İstiklal’i Ağaçlandırsak da mı Saklasak?

İstiklal Caddesi'ne ne olduğu (ve ne olacağı) sorusu aslında bizlerin kentten ne anladığımız ve nasıl birer kentli olduğumuz sorunuya birebir aynı eksende.*

Malum Beyoğlu’nun tarihi, bir yükselişler ve düşüşler tarihi. Hatta bir kısmımız “Ah nerede o eski Beyoğlu?” sorularını duya duya büyüdük. Son yüz yıldır kendini var edenleri defalarca kaybedip, defalarca el değiştirip, yine de inatla küllerinden doğmuş bir semt Beyoğlu. Bugün ise yine bir “düşüş” döneminin arefesinde.

Bir süredir zaten “Ah nerede o eski İstiklal Caddesi” veya “İstiklal’e ne olmuş?” soruları ortalıkta dolaşıyordu. Özellikle 2013 yılında, Gezi protestoları sonrası, Taksim Meydanı ve dolayısıyla da İstiklal Caddesi ve Beyoğlu yoğun bir değişim geçirmeye başladı. Önce Taksim Meydanı Yayalaştırma Projesi kapsamında bölgenin sincap yuvasına çevrilmesi ve arkasından meydanın araçsızlaştırılmasıyla aslında bir yaya çölü haline getirilmesi, daha sonra Gezi Parkı’nın kapatılması ve en sonunda da Beyoğlu’nun Beyoğlu’nu üreten kesim tarafından yavaş yavaş terk edilmeye başlanması. Şimdilerdeyse 2005 yılı ve öncesindeki İstiklal Caddesi fotoğraflarını ve ağaçlı İstiklal Caddesi’ni anmaya başladık.

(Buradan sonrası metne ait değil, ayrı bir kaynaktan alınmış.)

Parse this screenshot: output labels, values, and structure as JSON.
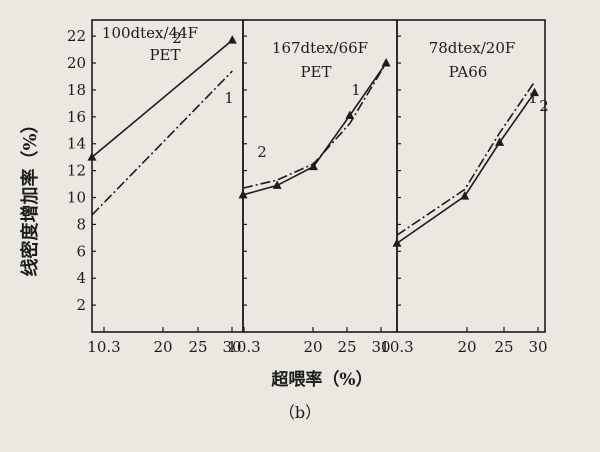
{
  "figure": {
    "ylabel": "线密度增加率（%）",
    "xlabel": "超喂率（%）",
    "caption": "（b）"
  },
  "chart_data": [
    {
      "type": "line",
      "title": "100dtex/44F",
      "subtitle": "PET",
      "x_tick_labels": [
        "10.3",
        "20",
        "25",
        "30"
      ],
      "y_ticks": [
        2,
        4,
        6,
        8,
        10,
        12,
        14,
        16,
        18,
        20,
        22
      ],
      "ylim": [
        0,
        23.2
      ],
      "xlim": [
        10.3,
        31.5
      ],
      "series": [
        {
          "name": "1",
          "style": "dash-dot",
          "x": [
            10.3,
            30
          ],
          "y": [
            8.7,
            19.4
          ]
        },
        {
          "name": "2",
          "style": "solid-marker",
          "x": [
            10.3,
            30
          ],
          "y": [
            13.0,
            21.7
          ]
        }
      ]
    },
    {
      "type": "line",
      "title": "167dtex/66F",
      "subtitle": "PET",
      "x_tick_labels": [
        "10.3",
        "20",
        "25",
        "30"
      ],
      "ylim": [
        0,
        23.2
      ],
      "xlim": [
        10.3,
        31.5
      ],
      "series": [
        {
          "name": "1",
          "style": "solid",
          "x": [
            10.3,
            15,
            20,
            25,
            30
          ],
          "y": [
            10.2,
            10.9,
            12.3,
            16.1,
            20.0
          ]
        },
        {
          "name": "2",
          "style": "dash-dot",
          "x": [
            10.3,
            15,
            20,
            25,
            30
          ],
          "y": [
            10.7,
            11.3,
            12.5,
            15.5,
            20.0
          ]
        }
      ]
    },
    {
      "type": "line",
      "title": "78dtex/20F",
      "subtitle": "PA66",
      "x_tick_labels": [
        "10.3",
        "20",
        "25",
        "30"
      ],
      "ylim": [
        0,
        23.2
      ],
      "xlim": [
        10.3,
        31.5
      ],
      "series": [
        {
          "name": "1",
          "style": "dash-dot",
          "x": [
            10.3,
            20,
            25,
            30
          ],
          "y": [
            7.2,
            10.6,
            14.8,
            18.6
          ]
        },
        {
          "name": "2",
          "style": "solid-marker",
          "x": [
            10.3,
            20,
            25,
            30
          ],
          "y": [
            6.6,
            10.1,
            14.1,
            17.8
          ]
        }
      ]
    }
  ]
}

Son olarak “Beyoğlu İstiklal Caddesi Düzenleme İnşaatı” (https://ibbqr.ibb.gov.tr/beyoglu-istiklal-caddesi-duzenleme-insaati/ ) adı altında semtin kaldırım taşları yeniden granit olarak değiştiriliyor. Ortalık yine toz duman. Bir de ortaya proje görselleri döküldü. Bir projenin görseli, normalde, işin bittiğinde nasıl olacağını ballandıra ballandıra anlatmak için varken (elbette vardır başka amaçları ama ülkemizde şu anki işlevi bundan ibaret) bu projenin görselleri maalesef bakanı geleceğe dair kaygılandırıyor. Özellikle 2005 yılında canlı, hayat dolu ve ağaçlı İstiklal Caddesi fotoğraflarıyla bu yeni projenin insansız, steril ve bomboş görselleri yan yana getirildiğinde her şey daha da çarpıcı bir çirkinlik kazanıyor.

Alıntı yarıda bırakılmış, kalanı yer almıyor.